The SAT Writing section is one of the three main sections of the SAT that tests your grammar and writing skills. Many students all across the world will go through this section every year in hopes of being accepted by the colleges and universities of their dreams. Some elite students will even hope to get a perfect 2400 on the SAT in order to get into high end colleges such as the Ivy League schools. The Writing section may only be a fraction of the entire test but nevertheless, it counts and you must prepare.
The Writing section is divided into one 25 minute multiple choice section, one 25 minute essay, and one last 10 minute multiple choice section (it is important to note that the SAT contains a 25 minute variable section that could be the Writing section but is unknown until the day of the test). All multiple choice questions include identifying errors or improving sentences (or paragraphs). Besides that, there is the essay prompt. There will be 49 multiple choice questions in total. Each question will have 5 choices for you to pick from and each incorrect answer costs you ¼ of a point (no points are taken off for questions not answered and one point is earned for each correct answer). The more specific groupings of the questions include identifying sentence errors, improving sentences, and then improving paragraphs. Identifying sentence error questions are formatted into a sentence with 4 parts underlined with the last choice (E) being that there is no error. Improving sentences gives a sentence and 4 choices that show a hypothetically improved version of the sentence. The first choice (A) is the original sentence, meaning it is the optimal compared to the others. Improving paragraphs makes you read a paragraph and improve certain parts of it. There is only one of those and it is in the last 10 minute section. These questions are not ordered from easy to hard, unlike the questions of the other sections (Critical Reading and Math).

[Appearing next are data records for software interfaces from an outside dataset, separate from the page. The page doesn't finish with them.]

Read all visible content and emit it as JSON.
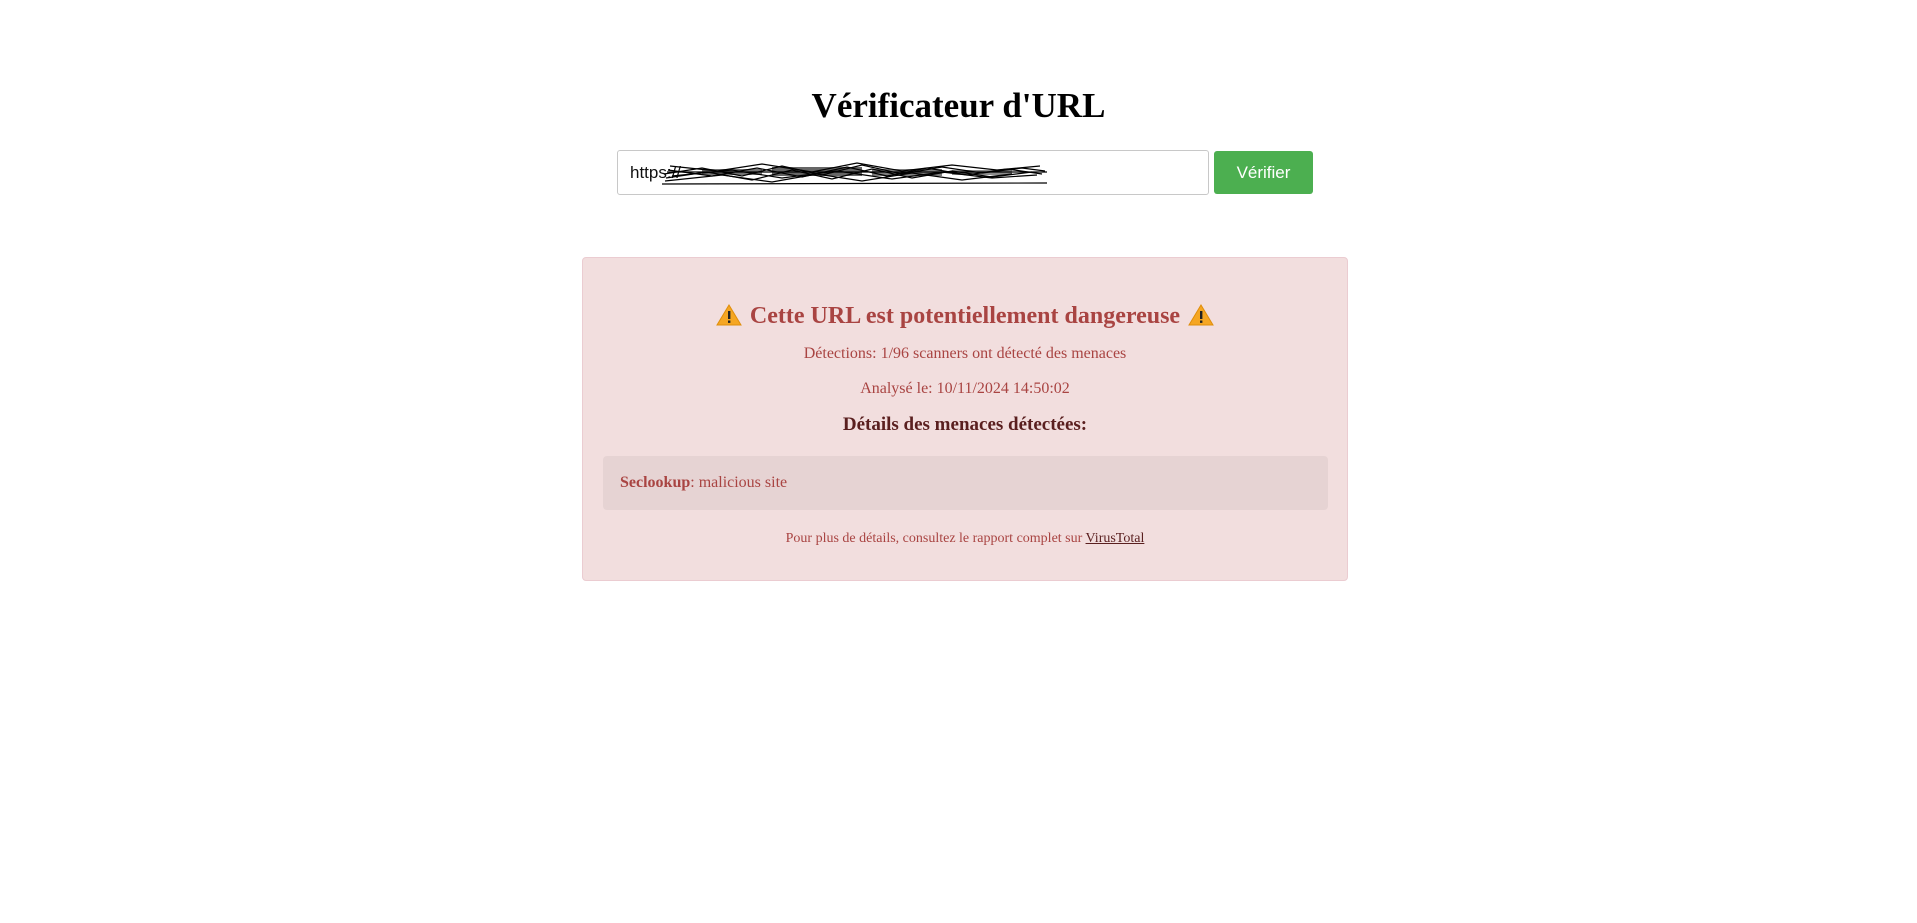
{
  "header": {
    "title": "Vérificateur d'URL"
  },
  "search": {
    "value": "https://",
    "button_label": "Vérifier"
  },
  "result": {
    "heading": "Cette URL est potentiellement dangereuse",
    "warning_icon": "warning-triangle",
    "detections_text": "Détections: 1/96 scanners ont détecté des menaces",
    "analyzed_text": "Analysé le: 10/11/2024 14:50:02",
    "details_heading": "Détails des menaces détectées:",
    "threats": [
      {
        "engine": "Seclookup",
        "verdict": ": malicious site"
      }
    ],
    "footer_text": "Pour plus de détails, consultez le rapport complet sur ",
    "footer_link": "VirusTotal"
  },
  "colors": {
    "danger_bg": "#f2dede",
    "danger_text": "#a94442",
    "button_green": "#4caf50",
    "warning_orange": "#f5a623"
  }
}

The essay will be the first section you will tackle in the entire SAT. It is required (unlike the ACT) and your score is charted with your writing section score to determine your final scaled writing score. The SAT will give you a quote, belief, or viewpoint and asks you to refute or support it. The essay prompt is usually something that sparks discussion. For the essay writing, the College Board (makers of the SAT) recommends to spend a few minutes outlining or brainstorming your ideas. For this to work, you must of course be relatively quick. Then the essay should be written.
The essay is a hard essay due to the extremely limited time, but it does not need to be perfect. The College Board is looking for truly good ideas and the signs of a good writer, which should be able to be seen within the allotted time. To create this impression, write an essay showing your eloquence and rhetorical skills. The first step would be to write a great introduction and thesis. These will catch your reader/scorer and keep them drawn in to your writing and style. Next, focus on your individual body paragraphs. Make sure the leading sentence of each is catchy and includes good transition, creating good flow (also important for sentences). The conclusion should be a good summary of the essay and a rewording of the introduction. It should also be cleverly written and have a good finishing, satisfying effect. On a smaller scale, the essay should include good sentence structure that creates a good flow. Good flow between ideas and sentences is a highly valued aspect of a SAT essay. High vocabulary is another one.
Besides this, there are the multiple choice questions, customary to the SAT. The two main sections of multiple choice would include the identifying sentence errors section and the improving sentences section. These sections are similar in the fact that it requires you to identify an error in the given sentence. However, improving sentences takes this a bit farther and requires you to pick the best sentence wording out of five choices. To prepare for these sections, it would be optimal to study a grammar book. A grammar book, about the size of a novel can prepare you for the many rules of grammar that you will encounter. A SAT study book would also help, as it should have a grammar section. But besides those, knowing the common errors that the College Board usually puts in their sentences is helpful. For instance, using “you” in a sentence that uses “one” is quite common. These can be found in a SAT study book (usually not one published by the College Board) or simply by taking SAT tests from previous years. The improving paragraphs section (only one short passage) is similar.
The SAT Writing Section tests your knowledge in the set rules of grammar and not your expertise in “everyday English.” Therefore, study is important in this section as much as the others. Self-study is recommended by me but paying for a SAT study course would be a great way to boost your score if you lack motivation. But get the proper materials and use the resources provided by College Board as they are usually the best (their website, books, etc). Other SAT study books would also be recommended if you have time, such as ones by Barrons and The Princeton Review. And as always, practice makes perfect when it comes to the SAT. So, study hard and ace the Writing section of the SAT to pursue your dreams.